Читать «На пути в Бабадаг» онлайн - страница 18

Анджей Стасюк

Чуда ожидать не приходится, подумал я, включая первую передачу. В зеркальце заднего обзора полыхались зады. Мухи уже исчезли, и хвосты болтались без действия. Всему этому суждено погибнуть, чтобы сохраниться хотя бы в зародыше. «Худшие и меньшие» народы живут вместе со своими животными и вместе с ними хотят быть спасены. Хотят быть признаны вместе со своим скотом, потому что больше у них, собственно, ничего и нет. Ультрамариновая глубина глаз скотины — точно зеркало, в котором мы видим себя одушевленной плотью, одаренной все же своеобразной благодатью.
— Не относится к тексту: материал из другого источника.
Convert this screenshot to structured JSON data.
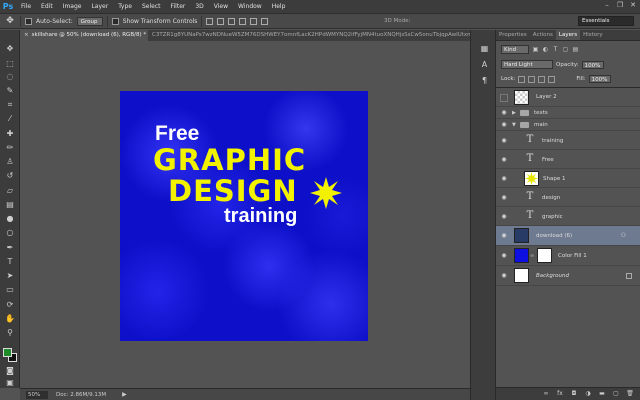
{
  "app": {
    "logo": "Ps"
  },
  "menu": [
    "File",
    "Edit",
    "Image",
    "Layer",
    "Type",
    "Select",
    "Filter",
    "3D",
    "View",
    "Window",
    "Help"
  ],
  "window_controls": {
    "minimize": "–",
    "restore": "❐",
    "close": "✕"
  },
  "options": {
    "auto_select_label": "Auto-Select:",
    "auto_select_value": "Group",
    "transform_label": "Show Transform Controls",
    "mode3d_label": "3D Mode:",
    "workspace": "Essentials"
  },
  "tabs": [
    {
      "label": "skillshare @ 50% (download (6), RGB/8) *",
      "close": "×"
    },
    {
      "label": "C3TZR1g8YUNaPs7wzNDNueW5ZM76DSHWEY7omnfLacK2HPdWMYNQ2ifFyjMN4tuoXNQHjsSsCw5onuTbjqpAwIUtxm6"
    }
  ],
  "artwork": {
    "line1": "Free",
    "line2": "GRAPHIC",
    "line3": "DESIGN",
    "line4": "training",
    "bg_color": "#0d10c8",
    "accent_color": "#f2f200"
  },
  "status": {
    "zoom": "50%",
    "doc": "Doc: 2.86M/9.13M"
  },
  "panel": {
    "tabs": [
      "Properties",
      "Actions",
      "Layers",
      "History"
    ],
    "active_tab": "Layers",
    "kind": "Kind",
    "blend_mode": "Hard Light",
    "opacity_label": "Opacity:",
    "opacity": "100%",
    "lock_label": "Lock:",
    "fill_label": "Fill:",
    "fill": "100%"
  },
  "layers": [
    {
      "name": "Layer 2",
      "kind": "pixel",
      "visible": false
    },
    {
      "name": "texts",
      "kind": "group",
      "visible": true
    },
    {
      "name": "main",
      "kind": "group-open",
      "visible": true
    },
    {
      "name": "training",
      "kind": "text",
      "visible": true
    },
    {
      "name": "Free",
      "kind": "text",
      "visible": true
    },
    {
      "name": "Shape 1",
      "kind": "shape",
      "visible": true
    },
    {
      "name": "design",
      "kind": "text",
      "visible": true
    },
    {
      "name": "graphic",
      "kind": "text",
      "visible": true
    },
    {
      "name": "download (6)",
      "kind": "image",
      "visible": true,
      "selected": true
    },
    {
      "name": "Color Fill 1",
      "kind": "fill",
      "visible": true
    },
    {
      "name": "Background",
      "kind": "background",
      "visible": true,
      "locked": true
    }
  ],
  "panel_footer": [
    "link-icon",
    "fx-icon",
    "mask-icon",
    "adjustment-icon",
    "folder-icon",
    "new-layer-icon",
    "trash-icon"
  ]
}
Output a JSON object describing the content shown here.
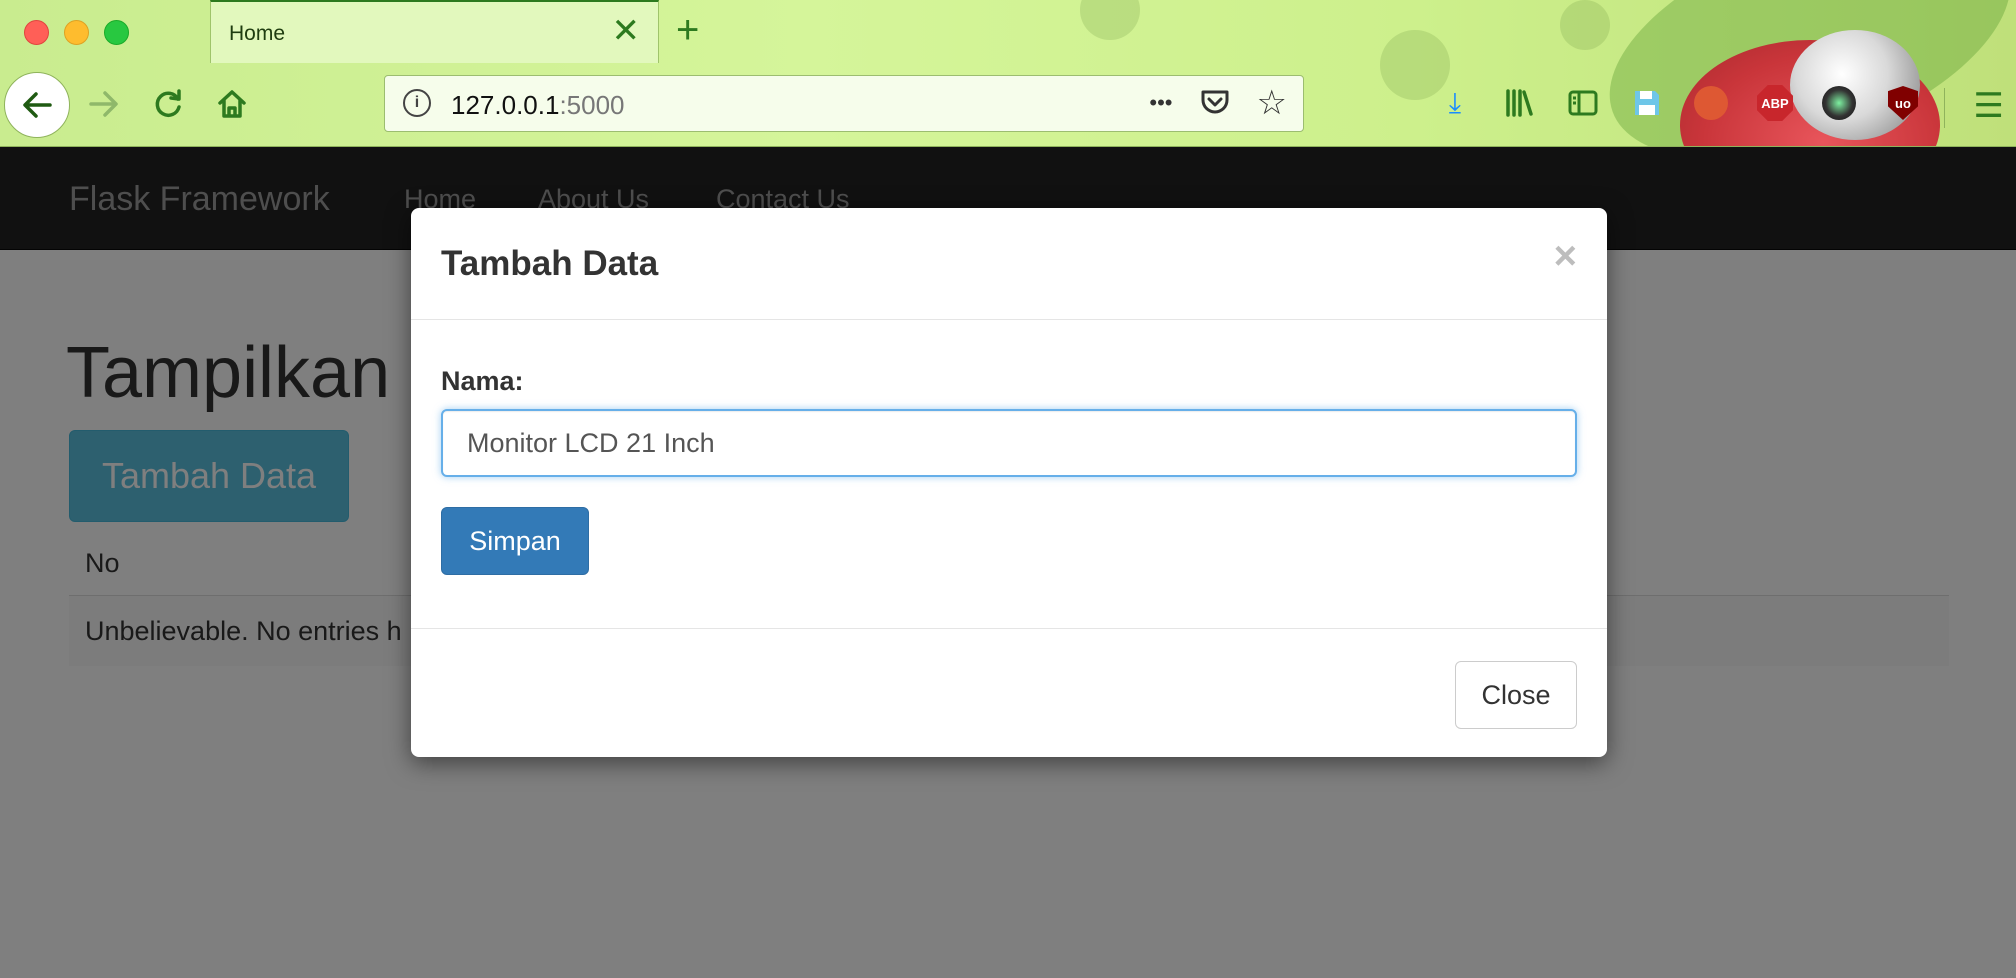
{
  "browser": {
    "tab": {
      "title": "Home",
      "close_glyph": "✕"
    },
    "new_tab_glyph": "+",
    "url": {
      "host": "127.0.0.1",
      "port": ":5000"
    },
    "icons": {
      "info": "i",
      "more": "•••",
      "pocket": "pocket-icon",
      "star": "☆",
      "download": "⤓",
      "library": "library-icon",
      "sidebar": "sidebar-icon",
      "save": "save-icon",
      "abp": "ABP",
      "ublock": "uo",
      "menu": "☰"
    }
  },
  "site": {
    "brand": "Flask Framework",
    "nav": [
      "Home",
      "About Us",
      "Contact Us"
    ],
    "heading": "Tampilkan",
    "add_button": "Tambah Data",
    "table": {
      "header_no": "No",
      "empty_message": "Unbelievable. No entries h"
    }
  },
  "modal": {
    "title": "Tambah Data",
    "close_glyph": "×",
    "field_label": "Nama:",
    "field_value": "Monitor LCD 21 Inch",
    "save_button": "Simpan",
    "close_button": "Close"
  },
  "colors": {
    "chrome_green": "#d5f59a",
    "navbar": "#222222",
    "info_button": "#5bc0de",
    "primary_button": "#337ab7",
    "input_focus": "#66afe9"
  }
}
Я добрался до шоссе и повернул налево. Мне хотелось выбраться по серпантину на главный хребет Сольных гор, пока не село солнце. Было пусто и холодно. Ни одной машины. В Тыраве туман смешивался с печным дымом. Здесь уже опустился вечер, однако через пять минут небеса вдруг прорвались, и из них потек сверкающий пурпур. Я оставил машину на замызганной стоянке и подошел к краю обрыва. Шоссе на Санок было пепельно-серым. В Залужье загорались первые огни. Слабые, едва различимые, словно иголочные уколы. Мутное дно долины скрывало силуэты домов и хозяйств, будто там никто не жил. Зато Карпаты словно охватило пламя. Рана заката тянулась вдоль горизонта. Весь юг напоминал кусок парного мяса, словно на ослепительной бойне.

Мне вспомнилось путешествие из Клужа в Сигишоару. Мы ехали на поезде. С нами в купе сидели японец — коллекционер народных костюмов и его гид, молодая румынка; где-то за Апахидой началась травяная пустыня. Никогда раньше я не видел столь голой земли. Пологие холмы тянулись до самого горизонта. Порой поезд забирался чуть повыше, и тогда становилось видно, что за этим горизонтом простирается еще один, и еще, и еще. Безлесное и безлюдное пространство имело серо-желтый, иссохший цвет ожидания пожара, готовности вспыхнуть от одной спички. Там не было ничего. Порой мелькали вдалеке какие-то постройки, избушка с прилепившимся к ней хлевом, сеновал, а после — вновь бездна воздуха и волнообразная равнина. Иногда мы видели небольшие овечьи стада. Рядом всегда был человек — размером, казалось, с булавку. Под раскаленным небом, на испепеленной зноем почве они словно затерялись в некоем ослепительном потустороннем мире. Шли ниоткуда в никуда. В ломкой траве обитали только мухи, птицы и ящерицы. От земли поднимались жара и пыль.

Сейчас стоит мокрый бесснежный декабрь, и, судя по метеокартам, он захватил и те края. Небо, словно пропитанное водой полотнище, свисает над Эрдели, холмы покрыты уже не пылью, а грязью и гнилой травой, и мне хочется туда, хочется вновь проделать тот летний путь и на сей раз выйти где-нибудь на станции Бож-Кэтун, имея в голове десяток румынских и пяток венгерских слов. Я ее даже не помню — настолько она была мала и безнадежна. Не исключено, что вся станция представляла собой жестяную табличку у путей и все. Но я бы хотел перенестись туда 14 декабря, без всякого конкретного плана, потому что меня уже давно перестало занимать будущее и гораздо больше привлекают места, напоминающие начало чего-то, во всяком случае, такие, где печаль обладает силой, рока. Словом, мне начхать, куда мы движемся, и интересует лишь то, откуда мы появились. Стало быть, десяток румынских слов, полдесятка венгерских, станция Бож-Кэтун и — к примеру — миллион леев мелкими купюрами, чтобы разглядеть между небом и землей пустоту, в которой бредут черные буйволы. Пятьсот километров до Вены, восемьсот до Мюнхена, тысяча восемьсот до Брюсселя, все примерно, приблизительно и по прямой. Эта прямая, однако, лопается где-то по дороге, расползается, подобно тектоническим плитам, разделяющим континенты. Да, немного денег, хорошие ботинки, накидка от дождя, «палинка де бихор» в пластиковой бутылке — и я бы чувствовал себя отлично, потому что меня преследует образ этих холмов, он просвечивает сквозь все более поздние пейзажи, потому что где-то между Валя Флорилором и Плоскошем я бы заново уверовал, что человек был вылеплен из грязи. Ничто иное не могло произойти в подобном ландшафте, а печаль его — оттого лишь, что это событие никогда уже не повторится.